The book still makes for fascinating—and instructive—reading on this, the 40th anniversary of its publication, though it’s probably not as well known as the 1976 film of the same name—Robert Redford’s idea. Directed by Alan J. Pakula, with a screenplay by William Goldman, who said he would do nothing to “Hollywood it up,” it starred Redford and Dustin Hoffman and won four Oscars, garnering more nominations and other awards over time. It’s worth seeing again, but the book also warrants revisiting. Indeed, though the movie takes dialogue verbatim from the book, the book spends more time on what would emerge as the theme: the Watergate break-in was only a drop in a dirty-tricks bucket, whose filthy water was stirred by “plumbers” (led by E. Howard Hunt and G. Gordon Liddy) who were out to smear the opposition (anything related to Ted Kennedy) and stop leaks. They instituted widespread illegal surveillance and sabotage operations, reporting to the most powerful of “the President’s Men”—John Mitchell, H.R. Haldeman and Charles Colson—and along the way co-opted the CIA and FBI.
The movie covers the first seven months of the Watergate investigation and trial. The book goes on to include subsequent hearings, indictments and cover-ups, including Nixon’s infamous 18-minute tape gap and resignations. Written in the third person, as though B and W were objects rather than subjects—a device that turns the story into character-driven narrative and gives it insider tone, conveyed by colorful slang—All The President’s Men allows the authors to include lots of quotations (the index has 13 pages of double-column notes) that dramatically shows the “spreading stain” seeping into the White House (the film nicely amps the drama by way of dark photography and eerie music).
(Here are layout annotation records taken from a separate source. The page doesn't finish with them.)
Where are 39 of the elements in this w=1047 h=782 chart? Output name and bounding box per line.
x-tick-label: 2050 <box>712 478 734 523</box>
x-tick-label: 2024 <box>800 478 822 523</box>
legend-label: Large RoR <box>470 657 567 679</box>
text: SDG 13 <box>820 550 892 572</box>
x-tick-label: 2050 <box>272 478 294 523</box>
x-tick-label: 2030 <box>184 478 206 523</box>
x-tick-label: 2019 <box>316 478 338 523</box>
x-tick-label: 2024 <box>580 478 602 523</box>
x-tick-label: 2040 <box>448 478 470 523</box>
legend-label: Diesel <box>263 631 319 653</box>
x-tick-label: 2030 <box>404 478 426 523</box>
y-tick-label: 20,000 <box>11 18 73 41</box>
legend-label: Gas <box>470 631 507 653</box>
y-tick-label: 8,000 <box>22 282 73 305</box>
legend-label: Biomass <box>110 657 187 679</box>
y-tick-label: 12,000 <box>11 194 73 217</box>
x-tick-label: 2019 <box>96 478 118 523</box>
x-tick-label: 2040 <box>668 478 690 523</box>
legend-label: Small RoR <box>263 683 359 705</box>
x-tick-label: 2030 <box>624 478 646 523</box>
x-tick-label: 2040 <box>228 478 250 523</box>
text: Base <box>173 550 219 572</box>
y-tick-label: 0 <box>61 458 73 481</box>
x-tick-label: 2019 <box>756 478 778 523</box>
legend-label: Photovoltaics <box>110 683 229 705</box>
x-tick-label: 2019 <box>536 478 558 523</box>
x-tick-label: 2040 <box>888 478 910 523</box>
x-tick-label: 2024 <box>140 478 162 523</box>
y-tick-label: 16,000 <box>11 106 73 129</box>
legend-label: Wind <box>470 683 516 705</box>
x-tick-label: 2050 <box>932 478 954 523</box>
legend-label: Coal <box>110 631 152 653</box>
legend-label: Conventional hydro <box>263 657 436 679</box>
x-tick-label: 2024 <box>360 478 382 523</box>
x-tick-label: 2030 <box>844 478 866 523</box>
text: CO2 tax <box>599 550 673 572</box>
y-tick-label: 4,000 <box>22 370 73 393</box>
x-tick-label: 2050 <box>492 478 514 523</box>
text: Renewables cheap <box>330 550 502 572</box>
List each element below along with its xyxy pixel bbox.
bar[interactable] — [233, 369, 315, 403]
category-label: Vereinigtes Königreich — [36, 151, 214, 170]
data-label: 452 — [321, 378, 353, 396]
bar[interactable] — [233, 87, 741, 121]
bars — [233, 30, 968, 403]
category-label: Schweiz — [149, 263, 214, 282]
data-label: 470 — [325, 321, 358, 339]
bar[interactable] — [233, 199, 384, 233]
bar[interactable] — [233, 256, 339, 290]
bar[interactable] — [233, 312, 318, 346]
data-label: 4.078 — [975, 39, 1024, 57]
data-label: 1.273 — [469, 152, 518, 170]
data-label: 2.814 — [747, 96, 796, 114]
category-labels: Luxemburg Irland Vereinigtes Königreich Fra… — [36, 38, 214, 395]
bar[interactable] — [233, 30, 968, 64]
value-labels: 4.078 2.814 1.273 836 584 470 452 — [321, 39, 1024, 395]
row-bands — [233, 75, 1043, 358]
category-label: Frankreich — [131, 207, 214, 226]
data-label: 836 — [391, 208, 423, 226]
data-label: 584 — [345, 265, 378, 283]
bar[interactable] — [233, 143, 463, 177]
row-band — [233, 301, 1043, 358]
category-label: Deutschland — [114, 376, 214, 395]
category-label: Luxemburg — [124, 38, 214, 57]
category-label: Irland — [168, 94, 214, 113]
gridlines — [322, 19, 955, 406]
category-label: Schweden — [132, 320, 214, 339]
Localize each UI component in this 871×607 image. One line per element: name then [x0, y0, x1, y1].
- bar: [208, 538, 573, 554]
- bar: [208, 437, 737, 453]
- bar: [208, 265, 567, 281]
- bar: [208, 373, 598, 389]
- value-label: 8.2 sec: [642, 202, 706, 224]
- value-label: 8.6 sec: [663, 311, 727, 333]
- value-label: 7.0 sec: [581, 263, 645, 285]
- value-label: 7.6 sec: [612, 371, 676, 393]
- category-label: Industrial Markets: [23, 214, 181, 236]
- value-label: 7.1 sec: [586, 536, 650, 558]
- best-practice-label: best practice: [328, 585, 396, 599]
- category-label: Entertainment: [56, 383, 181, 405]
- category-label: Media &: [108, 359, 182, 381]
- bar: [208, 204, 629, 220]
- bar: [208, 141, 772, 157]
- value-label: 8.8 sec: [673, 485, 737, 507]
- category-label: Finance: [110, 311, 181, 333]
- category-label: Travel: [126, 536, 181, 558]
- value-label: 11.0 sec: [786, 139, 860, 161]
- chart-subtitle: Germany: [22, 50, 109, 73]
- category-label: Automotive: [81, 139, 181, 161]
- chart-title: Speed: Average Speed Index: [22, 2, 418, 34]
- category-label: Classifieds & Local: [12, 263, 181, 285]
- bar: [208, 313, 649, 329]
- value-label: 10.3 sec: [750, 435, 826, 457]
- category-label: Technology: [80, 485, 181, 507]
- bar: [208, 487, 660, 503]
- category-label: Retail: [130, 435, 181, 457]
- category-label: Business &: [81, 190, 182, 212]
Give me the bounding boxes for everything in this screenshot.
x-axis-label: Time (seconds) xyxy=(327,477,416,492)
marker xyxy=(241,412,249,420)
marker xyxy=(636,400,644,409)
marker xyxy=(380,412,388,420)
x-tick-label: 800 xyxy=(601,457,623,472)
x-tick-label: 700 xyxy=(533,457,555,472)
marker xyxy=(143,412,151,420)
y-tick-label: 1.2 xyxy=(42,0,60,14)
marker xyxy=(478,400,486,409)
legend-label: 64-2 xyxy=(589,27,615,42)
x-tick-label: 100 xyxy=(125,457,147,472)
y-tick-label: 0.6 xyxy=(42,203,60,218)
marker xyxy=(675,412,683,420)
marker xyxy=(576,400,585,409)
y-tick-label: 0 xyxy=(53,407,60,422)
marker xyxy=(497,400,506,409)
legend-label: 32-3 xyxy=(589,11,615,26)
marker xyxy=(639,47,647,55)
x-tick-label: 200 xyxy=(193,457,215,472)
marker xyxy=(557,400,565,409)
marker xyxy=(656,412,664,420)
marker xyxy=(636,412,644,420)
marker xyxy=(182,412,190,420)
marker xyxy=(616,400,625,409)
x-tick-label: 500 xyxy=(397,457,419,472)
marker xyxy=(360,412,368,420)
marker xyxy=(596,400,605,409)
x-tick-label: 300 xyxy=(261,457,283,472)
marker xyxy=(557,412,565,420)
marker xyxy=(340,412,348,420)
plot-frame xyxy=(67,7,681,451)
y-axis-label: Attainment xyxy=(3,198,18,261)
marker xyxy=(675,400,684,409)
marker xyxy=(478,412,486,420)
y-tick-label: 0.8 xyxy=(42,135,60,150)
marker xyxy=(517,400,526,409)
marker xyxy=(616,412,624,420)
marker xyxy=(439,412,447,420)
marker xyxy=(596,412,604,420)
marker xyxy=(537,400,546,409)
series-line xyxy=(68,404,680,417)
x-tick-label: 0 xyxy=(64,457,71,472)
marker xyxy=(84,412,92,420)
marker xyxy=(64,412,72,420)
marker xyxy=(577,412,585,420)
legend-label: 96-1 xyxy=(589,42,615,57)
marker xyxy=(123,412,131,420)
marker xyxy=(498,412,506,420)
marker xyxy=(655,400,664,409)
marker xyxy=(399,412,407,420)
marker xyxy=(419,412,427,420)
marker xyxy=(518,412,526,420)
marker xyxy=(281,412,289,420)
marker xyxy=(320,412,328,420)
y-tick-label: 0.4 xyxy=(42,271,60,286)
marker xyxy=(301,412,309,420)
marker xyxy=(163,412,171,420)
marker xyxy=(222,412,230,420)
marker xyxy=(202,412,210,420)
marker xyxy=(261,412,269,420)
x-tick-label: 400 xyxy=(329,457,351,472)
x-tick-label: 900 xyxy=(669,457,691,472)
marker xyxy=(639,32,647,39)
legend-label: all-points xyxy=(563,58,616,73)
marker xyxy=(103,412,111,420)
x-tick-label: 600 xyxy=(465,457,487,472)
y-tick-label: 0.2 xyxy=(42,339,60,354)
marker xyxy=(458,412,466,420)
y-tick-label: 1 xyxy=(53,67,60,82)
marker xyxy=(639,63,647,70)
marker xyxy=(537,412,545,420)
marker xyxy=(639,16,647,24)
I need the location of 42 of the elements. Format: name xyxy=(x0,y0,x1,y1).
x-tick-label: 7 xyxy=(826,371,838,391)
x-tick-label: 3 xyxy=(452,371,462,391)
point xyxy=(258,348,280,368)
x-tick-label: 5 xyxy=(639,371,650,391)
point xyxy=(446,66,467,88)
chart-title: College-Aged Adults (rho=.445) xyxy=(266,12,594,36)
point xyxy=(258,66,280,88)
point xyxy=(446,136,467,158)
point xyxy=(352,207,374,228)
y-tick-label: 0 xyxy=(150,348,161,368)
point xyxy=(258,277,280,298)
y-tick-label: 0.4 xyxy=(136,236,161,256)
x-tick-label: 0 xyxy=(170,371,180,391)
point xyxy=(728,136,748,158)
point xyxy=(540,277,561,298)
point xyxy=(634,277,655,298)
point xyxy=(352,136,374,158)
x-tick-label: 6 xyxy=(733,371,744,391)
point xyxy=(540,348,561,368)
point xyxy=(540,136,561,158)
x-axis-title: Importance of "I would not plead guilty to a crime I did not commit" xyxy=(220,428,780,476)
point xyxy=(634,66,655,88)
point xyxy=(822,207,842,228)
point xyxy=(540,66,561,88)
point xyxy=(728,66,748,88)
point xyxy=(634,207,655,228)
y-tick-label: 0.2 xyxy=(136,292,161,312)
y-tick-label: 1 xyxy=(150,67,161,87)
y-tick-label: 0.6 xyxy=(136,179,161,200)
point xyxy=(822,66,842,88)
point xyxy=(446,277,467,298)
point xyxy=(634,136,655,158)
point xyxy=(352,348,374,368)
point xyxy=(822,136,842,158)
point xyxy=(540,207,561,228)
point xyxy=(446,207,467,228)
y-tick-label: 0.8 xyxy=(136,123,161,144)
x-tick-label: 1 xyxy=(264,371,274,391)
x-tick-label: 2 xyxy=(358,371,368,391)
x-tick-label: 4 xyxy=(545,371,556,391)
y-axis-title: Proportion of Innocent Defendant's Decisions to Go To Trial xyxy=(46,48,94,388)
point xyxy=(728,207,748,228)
Both book and movie could not be timelier, in light of reactions to the Edward Snowden revelations. In fact, on December 3, 2013, Bernstein (now an East Ender) wrote an open letter to the editor of The Guardian about diversionary tactics and “outright lying” by U.S. and U.K intelligence agency personnel who were—and are—lambasting Snowden instead of going after government officials who violate the First Amendment.
All the President’s Men is dedicated to the president’s “other” men and women—those who risked talking to B & W. Nodding to Robert Penn Warren’s 1946 political novel All the King’s Men, All the President’s Men seems darkly prophetic. Few books, even great ones, endure the passage of time. This tale, based on real events, however unbelievable, certainly has.